GüncelManşet

10 Ekim’den bu yana geçen 7 ayda neler oldu?

H. Merkezi: 10 Ekim 2015’te Ankara’da gerçekleşen Emek, Demokrasi ve Barış Mitingi’ne dönük AKP-DAİŞ işbirliğindeki katliamda 103 insan hayatını kaybetmiş ve 400’den fazla insan yaralanmıştı. Ankara Katliamı’nın 7. ayında adalet arayışı sürerken, 10 Ekim Dayanışması katliamın gerçekleştiği günden beri geçen 7 ayda neler olduğunu açıkladı.

 

Dayanışmanın raporunda öne çıkan spotlar şu şekilde:

* Saldırı sonrası Sağlık Bakanlığı TTB’nin telefonlarına çıkmadı.

* 10 Ekim günü Adalet Bakanı, Sağlık Bakanı ve İçişleri Bakanı patlamalarla ilgili basın toplantısı düzenledi. Basın mensuplarının “İstifa edecek misiniz” sorusuna Adalet Bakanı gülerek karşılık verdi.
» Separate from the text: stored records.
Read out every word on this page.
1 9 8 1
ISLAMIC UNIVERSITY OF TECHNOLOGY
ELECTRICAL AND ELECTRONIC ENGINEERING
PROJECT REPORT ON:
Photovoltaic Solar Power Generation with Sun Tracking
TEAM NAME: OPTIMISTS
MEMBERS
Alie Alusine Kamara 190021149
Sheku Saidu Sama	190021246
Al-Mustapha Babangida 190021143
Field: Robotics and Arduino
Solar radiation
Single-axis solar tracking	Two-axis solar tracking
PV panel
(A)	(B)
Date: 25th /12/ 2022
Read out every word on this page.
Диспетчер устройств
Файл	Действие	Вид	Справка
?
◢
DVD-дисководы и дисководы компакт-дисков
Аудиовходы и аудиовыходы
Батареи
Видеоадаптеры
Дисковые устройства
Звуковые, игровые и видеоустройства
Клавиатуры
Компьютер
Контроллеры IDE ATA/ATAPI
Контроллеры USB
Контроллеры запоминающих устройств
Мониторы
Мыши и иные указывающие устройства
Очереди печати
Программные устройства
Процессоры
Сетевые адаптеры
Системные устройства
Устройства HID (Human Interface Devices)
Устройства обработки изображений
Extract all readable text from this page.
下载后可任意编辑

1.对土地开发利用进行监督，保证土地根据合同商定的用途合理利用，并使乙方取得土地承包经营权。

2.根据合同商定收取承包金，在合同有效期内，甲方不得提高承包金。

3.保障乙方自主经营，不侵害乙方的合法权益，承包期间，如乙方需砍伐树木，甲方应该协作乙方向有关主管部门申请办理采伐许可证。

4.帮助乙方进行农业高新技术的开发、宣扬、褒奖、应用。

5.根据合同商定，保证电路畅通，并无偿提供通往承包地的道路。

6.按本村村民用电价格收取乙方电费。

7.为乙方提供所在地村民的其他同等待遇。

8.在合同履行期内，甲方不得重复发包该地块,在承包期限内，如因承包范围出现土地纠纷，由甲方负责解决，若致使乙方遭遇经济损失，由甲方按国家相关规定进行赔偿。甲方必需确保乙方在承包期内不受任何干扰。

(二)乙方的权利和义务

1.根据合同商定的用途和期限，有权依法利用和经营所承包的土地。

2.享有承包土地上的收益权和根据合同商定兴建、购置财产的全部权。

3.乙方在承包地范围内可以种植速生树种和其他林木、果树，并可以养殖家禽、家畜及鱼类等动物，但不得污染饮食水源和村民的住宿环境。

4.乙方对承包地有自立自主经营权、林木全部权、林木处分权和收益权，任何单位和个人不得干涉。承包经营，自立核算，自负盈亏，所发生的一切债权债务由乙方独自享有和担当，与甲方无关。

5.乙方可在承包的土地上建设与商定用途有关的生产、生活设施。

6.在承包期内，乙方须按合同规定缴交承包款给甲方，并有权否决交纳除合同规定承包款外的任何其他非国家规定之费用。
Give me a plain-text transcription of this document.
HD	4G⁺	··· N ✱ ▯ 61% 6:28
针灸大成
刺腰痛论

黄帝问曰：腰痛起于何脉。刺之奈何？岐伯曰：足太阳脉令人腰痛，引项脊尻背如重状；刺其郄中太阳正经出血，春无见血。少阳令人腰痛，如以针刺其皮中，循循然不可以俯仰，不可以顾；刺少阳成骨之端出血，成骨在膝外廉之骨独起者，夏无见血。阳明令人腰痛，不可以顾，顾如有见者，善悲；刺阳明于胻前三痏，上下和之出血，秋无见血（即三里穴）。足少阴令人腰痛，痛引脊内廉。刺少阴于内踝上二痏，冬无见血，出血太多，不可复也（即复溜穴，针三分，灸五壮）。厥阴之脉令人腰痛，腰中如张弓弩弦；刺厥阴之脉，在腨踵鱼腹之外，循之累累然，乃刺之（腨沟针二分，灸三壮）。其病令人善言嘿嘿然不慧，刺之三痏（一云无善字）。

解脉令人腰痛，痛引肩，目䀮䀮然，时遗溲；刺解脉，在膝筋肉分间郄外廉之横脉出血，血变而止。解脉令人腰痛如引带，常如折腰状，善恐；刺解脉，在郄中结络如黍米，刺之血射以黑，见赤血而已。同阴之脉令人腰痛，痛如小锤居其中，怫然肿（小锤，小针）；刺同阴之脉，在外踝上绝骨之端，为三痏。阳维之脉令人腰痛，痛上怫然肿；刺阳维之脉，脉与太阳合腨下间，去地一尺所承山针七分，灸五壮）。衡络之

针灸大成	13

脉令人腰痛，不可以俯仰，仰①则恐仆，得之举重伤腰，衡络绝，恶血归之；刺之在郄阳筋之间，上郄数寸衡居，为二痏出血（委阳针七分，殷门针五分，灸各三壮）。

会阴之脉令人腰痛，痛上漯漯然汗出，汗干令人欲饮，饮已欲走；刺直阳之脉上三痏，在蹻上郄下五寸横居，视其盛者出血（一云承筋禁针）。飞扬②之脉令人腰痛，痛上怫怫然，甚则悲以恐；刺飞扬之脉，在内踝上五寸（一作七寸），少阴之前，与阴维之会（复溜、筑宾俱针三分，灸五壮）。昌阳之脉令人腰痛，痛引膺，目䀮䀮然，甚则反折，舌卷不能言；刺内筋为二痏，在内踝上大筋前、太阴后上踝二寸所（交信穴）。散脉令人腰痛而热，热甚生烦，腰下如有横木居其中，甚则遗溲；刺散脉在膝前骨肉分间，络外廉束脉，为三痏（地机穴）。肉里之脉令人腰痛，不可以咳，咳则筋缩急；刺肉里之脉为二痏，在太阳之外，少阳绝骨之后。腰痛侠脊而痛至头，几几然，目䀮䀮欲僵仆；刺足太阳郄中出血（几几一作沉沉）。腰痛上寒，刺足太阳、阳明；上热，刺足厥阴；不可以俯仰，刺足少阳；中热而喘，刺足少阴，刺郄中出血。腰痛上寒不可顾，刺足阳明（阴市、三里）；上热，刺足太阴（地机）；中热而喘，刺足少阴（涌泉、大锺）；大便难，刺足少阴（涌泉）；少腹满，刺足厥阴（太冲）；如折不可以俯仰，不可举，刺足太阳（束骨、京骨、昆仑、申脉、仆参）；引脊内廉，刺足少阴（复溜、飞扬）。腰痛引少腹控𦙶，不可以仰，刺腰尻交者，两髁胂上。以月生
* 11 Ekim’de Başbakan Ahmet Davutoğlu, saldırıyla ilgili “kokteyl örgüt” açıklaması yaptı.

* 11 Ekim’de Ankara Garı’na karanfil bırakmak isteyenlere polis müdahale etti.

* Davutoğlu 12 Ekim’de yaptığı açıklamada ellerinde canlı bomba listesi olduğunu ama eyleme geçmeden yakalanamayacaklarını ifade etti.

* Fevzi Kızılkoyun’un haberiyle Diyarbakır, Suruç ve Ankara katliamlarının Ebubekir kod adlı IŞİD’li militan İlhami Balı’nın talimatıyla gerçekleştiği ve İlhami Balı’nın 2002’den beri İçişleri Bakanlığı’nın takibinde olduğu ortaya çıktı.

* 10 Ekim Ankara Katliamı ardından Ankara Cumhuriyet Başsavcılığı, o tarihte Ankara Emniyet Müdürü olan Kadri Kartal ile aralarında 2 ve 3’ncü sınıf emniyet müdürlerinin bulunduğu 11 kamu görevlisi hakkında “görevi kötüye kullanmak” gerekçesiyle soruşturma izni istedi. Ancak Ankara Valiliği, 29 Şubat’ta, soruşturmaya mahal olmadığına karar verdi.

* Müfettiş raporunda Emniyet’in mitingte yaşanacak olası bir canlı bomba saldırısı için öncelikle kendi personelini uyardığı, ancak mitinge katılanları ve miting düzenleme komitesini uyarmadığı ortaya çıktı.

* Müfettiş raporunu haberleştirilen gazeteciler hakkında soruşturma açıldı.

 

“Sorumlular Minnesota Protokolü gereğince soruşturulmalı”

10 Ekim Dayanışması, ayrıca, resmi kurum ve yetkililerin 10 Ekim’den bugüne dek sergiledikleri tutum ve davranışlar nedeniyle Minnesota Protokolü’nce tanımlanan aşağıdaki unsurlar gereğince bağımsız bir soruşturma komisyonu kurulması gerektiğinin de altınını çizdi.

* Ölenin siyasi görüşlerinin, dini veya etnik bağının veya sosyal statüsünün devletin suça karıştığı veya iştirak ettiği şüphesine neden olması,

* Yeterli uzmanlığın olmaması veya

* Tarafsızlığın söz konusu olmaması veya

* Olayın önemi veya

* Bir ihlal örüntüsünün açık varlığı veya

* Ölenin ailesinin, yukarıda sayılan yetersizliklere ya da diğer somut nedenlere dayalı şikayetleri.